The 80s were a difficult time for Peru, due to several blunders by young President Alan Garcia, including trying to change the currency. Alan Garcia was actually reelected for a second term and is President now once again. These years are vividly remembered by the population today, and I’ve heard stories of kids not going to school to wait in bread and milk lines for their families. These times spawned several domestic terrorism movements that locked down the country and are also often recounted by people around here, although this area wasn’t touched too much. Refugees from the most affected areas are one of the reasons for Lima’s rapid population growth, to a bustling city of 8 million now.

After Garcia came Japanese-Peruvian economist Alberto Fujimori. He defeated inflation that was well over 100% and all but destroyed the several terrorist movements in the country, making him one of the most popular presidents in Peruvian history to some areas of the country. The bad of his presidency was the methods he used to crack down on terrorism, many of which were down right illegal and contra human rights. This is why he is now on trial for human rights abuses. There aren’t many world figures that have been such a mixed blessing, and he still has his fair share of supporters and detractors.

Things have taken a turn for the better after Fujimori, even though his successors Toledo and Garcia are two of the most unpopular presidents in their history. Peru has an excellent rate of economic growth now and things are looking up, although there is still much work to be done, especially in rural areas outside of the capital.

Saturday, November 1, 2008

Chivay

Hello all,

This week was pretty much the same old same old as far as work goes. I tried to meet with my artesans but they were no-shows, so I had to content myself with the schools and teaching computers to the Water Commission (Comision de Regantes)- which is the most important group in town because they regulate water usage for irrigation purposes in the fields. I´m in the capital city of Arequipa right now for my monthy meetings and we´re going to grill out American style tonight, which should be a good time. Tuesday I´m going to try to get somewhere to watch or track the election results, but other than that this should be a standard month until Reconnect, where all of my class will be getting together to find out what exactly we´ve been doing so far... definitely looking forward to that.
This week I think I’ll talk about Chivay, the closest city of any size, although it is probably better classified as a town.
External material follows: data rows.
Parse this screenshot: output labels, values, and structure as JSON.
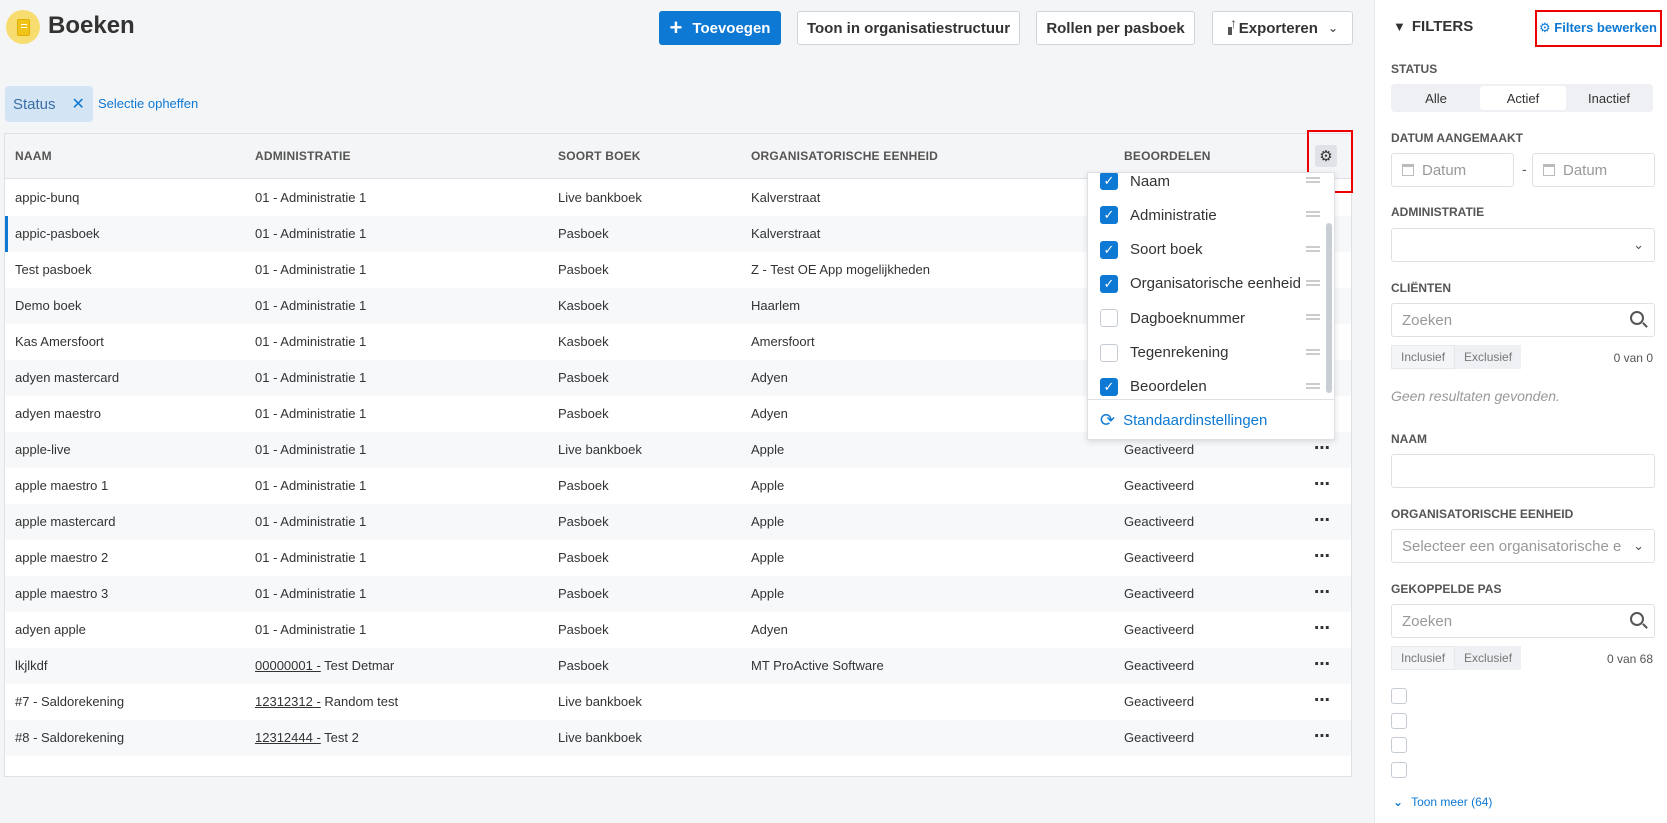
{
  "header": {
    "title": "Boeken",
    "add_label": "Toevoegen",
    "org_label": "Toon in organisatiestructuur",
    "roles_label": "Rollen per pasboek",
    "export_label": "Exporteren"
  },
  "filterbar": {
    "chip_label": "Status",
    "clear_label": "Selectie opheffen"
  },
  "table": {
    "columns": [
      "NAAM",
      "ADMINISTRATIE",
      "SOORT BOEK",
      "ORGANISATORISCHE EENHEID",
      "BEOORDELEN"
    ],
    "rows": [
      {
        "naam": "appic-bunq",
        "admin_code": "",
        "admin": "01 - Administratie 1",
        "soort": "Live bankboek",
        "eenheid": "Kalverstraat",
        "beoordelen": ""
      },
      {
        "naam": "appic-pasboek",
        "admin_code": "",
        "admin": "01 - Administratie 1",
        "soort": "Pasboek",
        "eenheid": "Kalverstraat",
        "beoordelen": ""
      },
      {
        "naam": "Test pasboek",
        "admin_code": "",
        "admin": "01 - Administratie 1",
        "soort": "Pasboek",
        "eenheid": "Z - Test OE App mogelijkheden",
        "beoordelen": ""
      },
      {
        "naam": "Demo boek",
        "admin_code": "",
        "admin": "01 - Administratie 1",
        "soort": "Kasboek",
        "eenheid": "Haarlem",
        "beoordelen": ""
      },
      {
        "naam": "Kas Amersfoort",
        "admin_code": "",
        "admin": "01 - Administratie 1",
        "soort": "Kasboek",
        "eenheid": "Amersfoort",
        "beoordelen": ""
      },
      {
        "naam": "adyen mastercard",
        "admin_code": "",
        "admin": "01 - Administratie 1",
        "soort": "Pasboek",
        "eenheid": "Adyen",
        "beoordelen": ""
      },
      {
        "naam": "adyen maestro",
        "admin_code": "",
        "admin": "01 - Administratie 1",
        "soort": "Pasboek",
        "eenheid": "Adyen",
        "beoordelen": ""
      },
      {
        "naam": "apple-live",
        "admin_code": "",
        "admin": "01 - Administratie 1",
        "soort": "Live bankboek",
        "eenheid": "Apple",
        "beoordelen": "Geactiveerd"
      },
      {
        "naam": "apple maestro 1",
        "admin_code": "",
        "admin": "01 - Administratie 1",
        "soort": "Pasboek",
        "eenheid": "Apple",
        "beoordelen": "Geactiveerd"
      },
      {
        "naam": "apple mastercard",
        "admin_code": "",
        "admin": "01 - Administratie 1",
        "soort": "Pasboek",
        "eenheid": "Apple",
        "beoordelen": "Geactiveerd"
      },
      {
        "naam": "apple maestro 2",
        "admin_code": "",
        "admin": "01 - Administratie 1",
        "soort": "Pasboek",
        "eenheid": "Apple",
        "beoordelen": "Geactiveerd"
      },
      {
        "naam": "apple maestro 3",
        "admin_code": "",
        "admin": "01 - Administratie 1",
        "soort": "Pasboek",
        "eenheid": "Apple",
        "beoordelen": "Geactiveerd"
      },
      {
        "naam": "adyen apple",
        "admin_code": "",
        "admin": "01 - Administratie 1",
        "soort": "Pasboek",
        "eenheid": "Adyen",
        "beoordelen": "Geactiveerd"
      },
      {
        "naam": "lkjlkdf",
        "admin_code": "00000001 -",
        "admin": " Test Detmar",
        "soort": "Pasboek",
        "eenheid": "MT ProActive Software",
        "beoordelen": "Geactiveerd"
      },
      {
        "naam": "#7 - Saldorekening",
        "admin_code": "12312312 -",
        "admin": " Random test",
        "soort": "Live bankboek",
        "eenheid": "",
        "beoordelen": "Geactiveerd"
      },
      {
        "naam": "#8 - Saldorekening",
        "admin_code": "12312444 -",
        "admin": " Test 2",
        "soort": "Live bankboek",
        "eenheid": "",
        "beoordelen": "Geactiveerd"
      }
    ]
  },
  "column_menu": {
    "items": [
      {
        "label": "Naam",
        "checked": true
      },
      {
        "label": "Administratie",
        "checked": true
      },
      {
        "label": "Soort boek",
        "checked": true
      },
      {
        "label": "Organisatorische eenheid",
        "checked": true
      },
      {
        "label": "Dagboeknummer",
        "checked": false
      },
      {
        "label": "Tegenrekening",
        "checked": false
      },
      {
        "label": "Beoordelen",
        "checked": true
      }
    ],
    "reset_label": "Standaardinstellingen"
  },
  "sidebar": {
    "title": "FILTERS",
    "edit_label": "Filters bewerken",
    "status": {
      "label": "STATUS",
      "options": [
        "Alle",
        "Actief",
        "Inactief"
      ],
      "selected": "Actief"
    },
    "date": {
      "label": "DATUM AANGEMAAKT",
      "from_placeholder": "Datum",
      "separator": "-",
      "to_placeholder": "Datum"
    },
    "administratie": {
      "label": "ADMINISTRATIE",
      "value": ""
    },
    "clienten": {
      "label": "CLIËNTEN",
      "placeholder": "Zoeken",
      "incl": "Inclusief",
      "excl": "Exclusief",
      "count": "0 van 0",
      "empty": "Geen resultaten gevonden."
    },
    "naam": {
      "label": "NAAM",
      "value": ""
    },
    "eenheid": {
      "label": "ORGANISATORISCHE EENHEID",
      "placeholder": "Selecteer een organisatorische eenheid"
    },
    "pas": {
      "label": "GEKOPPELDE PAS",
      "placeholder": "Zoeken",
      "incl": "Inclusief",
      "excl": "Exclusief",
      "count": "0 van 68"
    },
    "more_label": "Toon meer (64)"
  },
  "colors": {
    "accent": "#0d79d4",
    "highlight": "#e00000"
  }
}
It is pretty much the only place to get most of the amenities of modern civilization such as internet, consumer products and food, or contact with the governmental resources that are necessary to get big projects off the ground here.
Chivay has maybe 20,000 people, a pretty sizeable town square with a beautiful white adobe church, and a bustling tourist trade as it sits at the end of the highway from Arequipa and at the mouth of Colca Canyon. It is pretty much the portal for the canyon and has all the connecting transportation for the region as well as plenty of hotels and adventure sports agencies.
I try to get in once a week to meet up with the other volunteers in the canyon, buy a few things I need, and check my email and the news. I also get my weekly shower in at La Calera, the regional hot springs. My town does not have a showerhead in it to the best of my knowledge, so I’m pretty much dependent on the hot springs or ice cold bucket baths to stay clean. La Calera is a complex of 5 or 6 pools, indoor and outdoor, and compartmented into the more expensive tourist baths and those for locals. I’ve been able to convince the staff by my frequent presence that I indeed live in the canyon so I can use the local baths. The water is quit hot and the showers, though public, do the trick.